(Commonwealth_ Canada) Rogers Communications is set to acquire Bell’s 37.5% ownership stake in Maple Leaf Sports & Entertainment (MLSE) for C$4.7 billion, pushing its total ownership to 75%. The purchase will be finalized by mid-2025, pending regulatory and league approvals. MLSE, a premier sports conglomerate, owns prominent franchises including the NHL’s Toronto Maple Leafs, the NBA’s Toronto Raptors, the CFL’s Toronto Argonauts, MLS’s Toronto FC, and the AHL’s Toronto Marlies, as well as the Scotiabank Arena. Currently, Rogers and Bell share ownership of MLSE equally, with MLSE chairman Larry Tanenbaum holding the remaining 25% stake through his company, Kilmer Sports Inc. OMERS, a Canadian pension fund, indirectly owns a 5% stake in MLSE, which it acquired in 2023 by purchasing a 20% stake in Kilmer Sports for US$400 million. This deal puts the overall value of MLSE at approximately C$12.53 billion.
The decision by Rogers to increase its ownership aligns with its broader business strategy, which prioritizes investing in live sports and entertainment as a fundamental aspect of its communications and entertainment business. Edward Rogers III, executive chair of Rogers, emphasized that the company had already invested more than $14.5 billion in sports over the past decade, highlighting its deep commitment to this sector. The acquisition will give Rogers significant control over some of Canada’s most beloved sports franchises. In addition to MLSE, Rogers already owns Major League Baseball’s Toronto Blue Jays and its stadium, Rogers Centre. We expect the consolidation under one primary owner to streamline decision-making at MLSE, which previously involved joint ownership between two competing telecommunications giants.

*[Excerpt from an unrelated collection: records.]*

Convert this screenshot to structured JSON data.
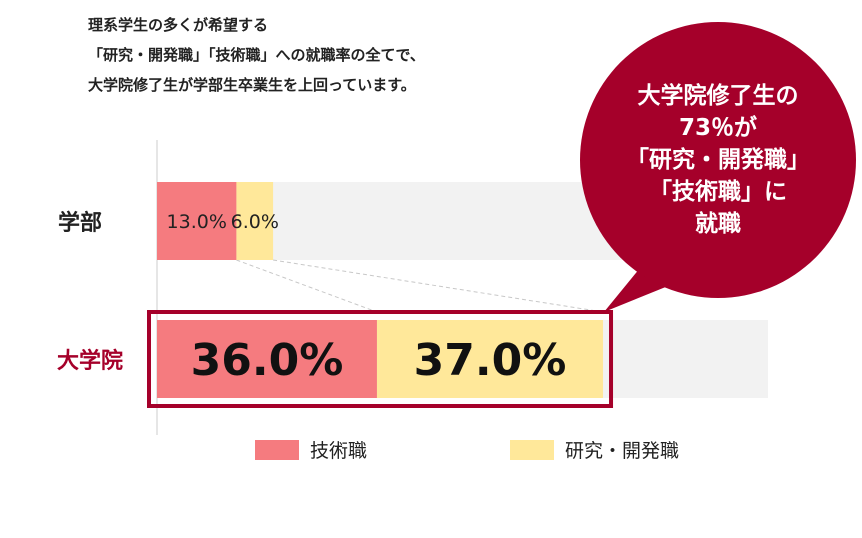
{
  "intro": {
    "lines": [
      "理系学生の多くが希望する",
      "「研究・開発職」「技術職」への就職率の全てで、",
      "大学院修了生が学部生卒業生を上回っています。"
    ]
  },
  "callout": {
    "lines": [
      "大学院修了生の",
      "73％が",
      "「研究・開発職」",
      "「技術職」に",
      "就職"
    ]
  },
  "colors": {
    "tech": "#f57b7f",
    "rd": "#ffe89a",
    "track": "#f2f2f2",
    "accent": "#a5002a"
  },
  "chart_data": {
    "type": "bar",
    "orientation": "horizontal",
    "stacked": true,
    "categories": [
      "学部",
      "大学院"
    ],
    "series": [
      {
        "name": "技術職",
        "values": [
          13.0,
          36.0
        ],
        "labels": [
          "13.0%",
          "36.0%"
        ]
      },
      {
        "name": "研究・開発職",
        "values": [
          6.0,
          37.0
        ],
        "labels": [
          "6.0%",
          "37.0%"
        ]
      }
    ],
    "xlim": [
      0,
      100
    ],
    "highlight_category": "大学院",
    "legend_position": "bottom"
  }
}
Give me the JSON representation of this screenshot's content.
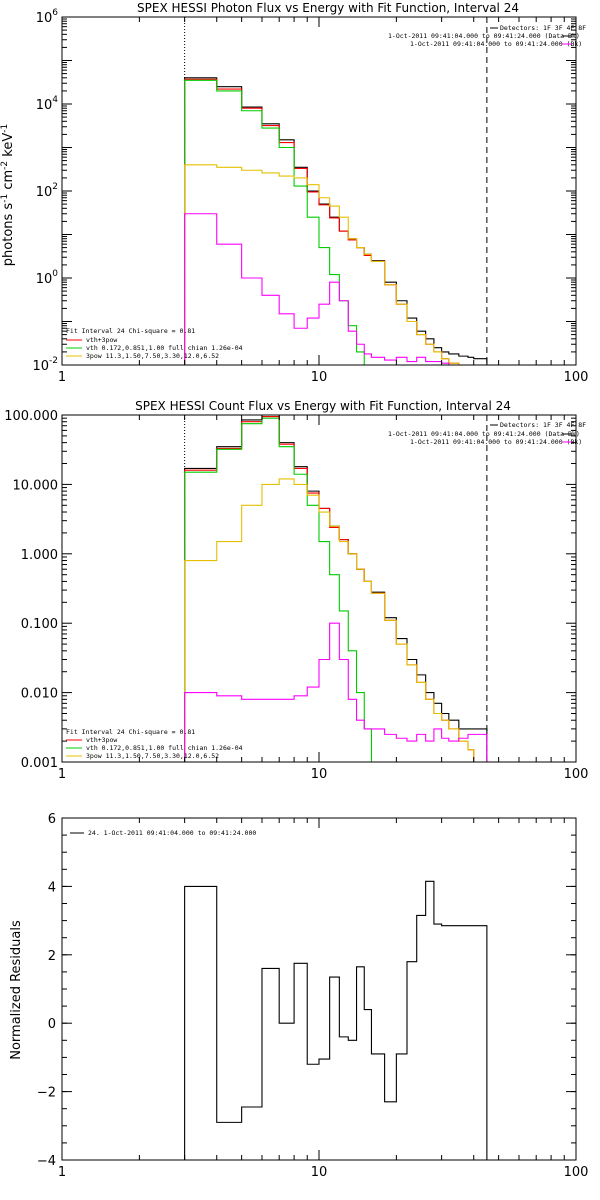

Brian Cooper, chairman of MKTG Canada and former MLS vice president, praised the deal, noting that the previous structure with Bell, Rogers, and a minority shareholder in Tanenbaum was complex and challenging to navigate. He described the new arrangement as more streamlined, making governance smoother for MLSE moving forward. Former MLSE president and CEO Tim Leiweke agreed, calling the sale “a very good deal for MLSE, the partners, and especially the fans.” Leiweke, now president of the Oak View Group, added that Edward Rogers has the necessary resources to ensure MLSE remains competitive and continues to grow. He also expressed that Bell made a smart financial move by protecting its shareholders and securing a significant return on its investment. Bell, which has decided to shift its focus toward its core telecommunications business, intends to use the proceeds from the sale to reduce debt and support its ongoing transformation into a technology company, or “techco,” as described by Mirko Bibic, president and CEO of BCE Inc. and Bell Canada.
While this acquisition simplifies the ownership structure, it remains unclear whether Rogers will further expand its share in MLSE. Under the current ownership agreement, both Rogers and Bell had the option to buy out Tanenbaum by July 2026. We still don’t know if Rogers will exercise this option.
In response to the news, MLSE president Keith Pelley expressed gratitude for the support provided by the ownership group over the years. He reassured stakeholders that the focus remains on building a championship mentality across MLSE’s teams. Brendan Shanahan, president of the Maple Leafs, echoed similar sentiments, noting the positive support from ownership throughout his tenure and expecting that the commitment to winning will remain unchanged. Ultimately, Rogers’ purchase of Bell’s stake marks a significant shift in the business landscape of Canadian sports, giving one of the country’s largest communications companies more influence over several iconic franchises. With both Rogers and MLSE poised for growth, fans and stakeholders alike will be watching how this new ownership dynamic unfolds.